About

Thirty years. A dozen organisations. Five startups. One consistent habit: understanding new digital and AI technologies before manuals exist, figuring out what they really mean for the people and communities who have to live with them and helping them make better decisions.


The work

Craig is an AI and digital transformation specialist who operates at both ends of the problem—setting strategy at executive level, then staying close enough to delivery to know whether the strategy is actually working.

He has founded and led consulting businesses, held C-suite roles, launched commercial platforms, and managed federal programs worth tens of millions of dollars. His experience spans government, corporate, SaaS and startup—which means he can read a room full of public servants or a room full of startup founders with equal fluency.
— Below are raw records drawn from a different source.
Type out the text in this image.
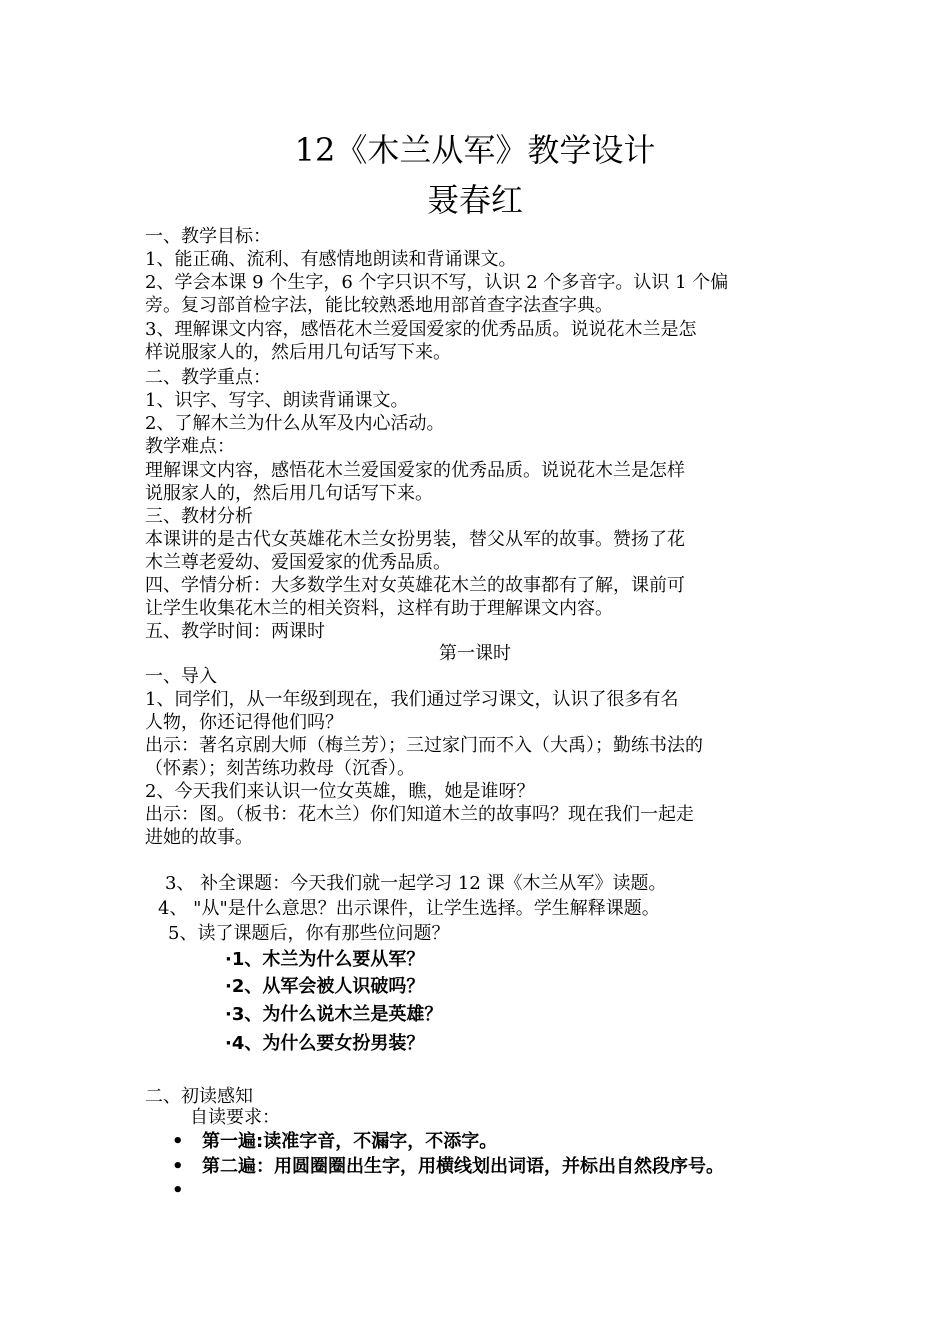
12《木兰从军》教学设计
聂春红
一、教学目标：
1、能正确、流利、有感情地朗读和背诵课文。
2、学会本课 9 个生字，6 个字只识不写，认识 2 个多音字。认识 1 个偏
旁。复习部首检字法，能比较熟悉地用部首查字法查字典。
3、理解课文内容，感悟花木兰爱国爱家的优秀品质。说说花木兰是怎
样说服家人的，然后用几句话写下来。
二、教学重点：
1、识字、写字、朗读背诵课文。
2、了解木兰为什么从军及内心活动。
教学难点：
理解课文内容，感悟花木兰爱国爱家的优秀品质。说说花木兰是怎样
说服家人的，然后用几句话写下来。
三、教材分析
本课讲的是古代女英雄花木兰女扮男装，替父从军的故事。赞扬了花
木兰尊老爱幼、爱国爱家的优秀品质。
四、学情分析：大多数学生对女英雄花木兰的故事都有了解，课前可
让学生收集花木兰的相关资料，这样有助于理解课文内容。
五、教学时间：两课时
第一课时
一、导入
1、同学们，从一年级到现在，我们通过学习课文，认识了很多有名
人物，你还记得他们吗？
出示：著名京剧大师（梅兰芳）；三过家门而不入（大禹）；勤练书法的
（怀素）；刻苦练功救母（沉香）。
2、今天我们来认识一位女英雄，瞧，她是谁呀？
出示：图。（板书：花木兰）你们知道木兰的故事吗？现在我们一起走
进她的故事。
3、 补全课题：今天我们就一起学习 12 课《木兰从军》读题。
4、 "从"是什么意思？出示课件，让学生选择。学生解释课题。
5、读了课题后，你有那些位问题？
·1、木兰为什么要从军？
·2、从军会被人识破吗？
·3、为什么说木兰是英雄？
·4、为什么要女扮男装？
二、初读感知
自读要求：
• 第一遍:读准字音，不漏字，不添字。
• 第二遍：用圆圈圈出生字，用横线划出词语，并标出自然段序号。
•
What that looks like in practice

  • Launched a $3M whole-of-government platform across 12 federal agencies—in 12 weeks, from standing start
  • Designed a GenAI workflow at Icon Water that cut operational risk assessment drafting time by around 60 percent
  • Grew a public-sector SaaS business from one client to 40+ organisations across Australia, New Zealand, Asia and the Pacific
  • Led organisational design work at Accenture that identified NZ$30M in efficiency opportunities for a major corporate
  • Co-founded reKnow, launched three commercial generative AI platforms, and helped secure $250,000 in early-stage equity funding
  • Served as Product Owner on federal website redevelopments up to $5M, and led a team of 15 managing 50+ government websites
  • Designed innovation architecture for a $1B national transport project
  • Developed workshop tools—Social Media Planner and Sponsorship Planner—adopted across more than 20 countries

Craig is based in Canberra, Australia, living with his family of 5 humans, 4 cats and 2 dogs.


The other work

Craig has been writing since before he was a specialist. He spent the 1990s as a journalist and publisher—writing for The Age and the Sydney Morning Herald, editing PlayNOW, Australia’s largest PC gaming ezine of the period, and co-authoring a dozen books on technology and emerging media, including titles in the Little Net.Guides series (Bantam Books).
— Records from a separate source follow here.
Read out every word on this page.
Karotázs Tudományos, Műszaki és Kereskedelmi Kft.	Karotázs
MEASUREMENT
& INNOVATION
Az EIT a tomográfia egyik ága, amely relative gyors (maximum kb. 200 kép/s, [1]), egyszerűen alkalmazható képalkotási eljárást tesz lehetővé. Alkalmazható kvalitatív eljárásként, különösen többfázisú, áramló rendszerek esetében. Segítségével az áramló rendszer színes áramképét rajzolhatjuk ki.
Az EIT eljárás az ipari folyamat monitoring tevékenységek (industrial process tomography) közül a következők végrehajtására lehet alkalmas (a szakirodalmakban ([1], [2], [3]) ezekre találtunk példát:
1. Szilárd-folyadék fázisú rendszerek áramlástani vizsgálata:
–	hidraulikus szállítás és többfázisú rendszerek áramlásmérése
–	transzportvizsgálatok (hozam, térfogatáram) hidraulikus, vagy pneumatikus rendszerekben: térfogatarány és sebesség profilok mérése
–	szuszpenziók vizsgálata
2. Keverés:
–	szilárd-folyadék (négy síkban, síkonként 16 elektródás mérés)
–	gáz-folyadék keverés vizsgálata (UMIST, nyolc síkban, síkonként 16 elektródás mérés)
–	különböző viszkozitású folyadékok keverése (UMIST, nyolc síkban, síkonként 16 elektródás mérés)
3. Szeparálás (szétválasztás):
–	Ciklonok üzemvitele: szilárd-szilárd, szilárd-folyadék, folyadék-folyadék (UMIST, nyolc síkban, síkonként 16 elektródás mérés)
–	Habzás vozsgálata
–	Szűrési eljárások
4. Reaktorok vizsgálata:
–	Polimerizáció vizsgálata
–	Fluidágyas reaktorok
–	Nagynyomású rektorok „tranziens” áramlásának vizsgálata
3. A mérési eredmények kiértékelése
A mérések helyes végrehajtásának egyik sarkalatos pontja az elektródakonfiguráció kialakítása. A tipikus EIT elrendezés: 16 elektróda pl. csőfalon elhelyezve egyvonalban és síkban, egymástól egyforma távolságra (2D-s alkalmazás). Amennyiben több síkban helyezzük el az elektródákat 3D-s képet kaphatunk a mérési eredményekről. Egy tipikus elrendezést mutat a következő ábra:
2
The fiction came later, but the instinct was always there. His debut novella Seekers—the first Jack Solano case—was published in May 2026. He is currently working on further Solano Files instalments, Signals (hard SF), and the early stages of the Humanity’s Womb (SF) series

His award-winning eGovAU blog ran from 2006 for over a decade, was syndicated on five continents, and has been preserved by the National Library of Australia as a significant Australian work.


The consistent thread

Craig’s professional work and the fiction are not as separate as they look.
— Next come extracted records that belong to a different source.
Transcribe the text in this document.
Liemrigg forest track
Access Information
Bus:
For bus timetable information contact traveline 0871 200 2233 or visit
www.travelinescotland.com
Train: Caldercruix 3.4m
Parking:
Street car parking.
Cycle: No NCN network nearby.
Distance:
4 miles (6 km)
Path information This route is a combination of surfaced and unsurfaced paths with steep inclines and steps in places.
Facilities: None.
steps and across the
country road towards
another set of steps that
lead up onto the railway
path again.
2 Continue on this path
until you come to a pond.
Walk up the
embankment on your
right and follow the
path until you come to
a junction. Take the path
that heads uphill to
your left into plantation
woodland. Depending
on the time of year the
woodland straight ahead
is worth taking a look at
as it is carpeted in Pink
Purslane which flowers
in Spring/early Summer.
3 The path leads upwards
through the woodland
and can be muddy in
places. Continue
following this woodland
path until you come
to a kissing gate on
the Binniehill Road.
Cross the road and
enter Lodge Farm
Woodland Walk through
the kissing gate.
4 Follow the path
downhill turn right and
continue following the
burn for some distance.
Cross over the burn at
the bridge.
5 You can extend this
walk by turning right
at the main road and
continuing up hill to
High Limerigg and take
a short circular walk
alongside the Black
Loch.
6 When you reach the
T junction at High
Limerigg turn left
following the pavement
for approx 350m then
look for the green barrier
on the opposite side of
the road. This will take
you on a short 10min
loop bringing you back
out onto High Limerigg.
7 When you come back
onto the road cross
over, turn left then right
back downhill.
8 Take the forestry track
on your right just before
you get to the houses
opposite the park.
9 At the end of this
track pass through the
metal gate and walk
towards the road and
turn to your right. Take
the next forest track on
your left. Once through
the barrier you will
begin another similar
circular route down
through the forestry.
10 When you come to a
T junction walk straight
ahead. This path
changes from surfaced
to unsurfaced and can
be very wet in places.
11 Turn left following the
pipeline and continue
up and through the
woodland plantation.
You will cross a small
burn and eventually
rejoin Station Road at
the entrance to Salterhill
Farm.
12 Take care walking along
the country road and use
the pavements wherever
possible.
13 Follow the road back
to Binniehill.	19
He has spent thirty years watching societies and institutions struggle with digital and AI technologies that move faster than policy can follow. The digital guides he has written for public servants, the risk frameworks he builds for enterprise clients, the fiction he writes about what happens when information systems and reality stop reconciling—they’re all the same preoccupation, expressed differently.

His view: the most useful thing anyone can do in a fast-moving technology environment is explain clearly, advocate for the safeguards that protect people, and stay curious enough to keep up. He has been doing all three since 1995. He intends to keep going.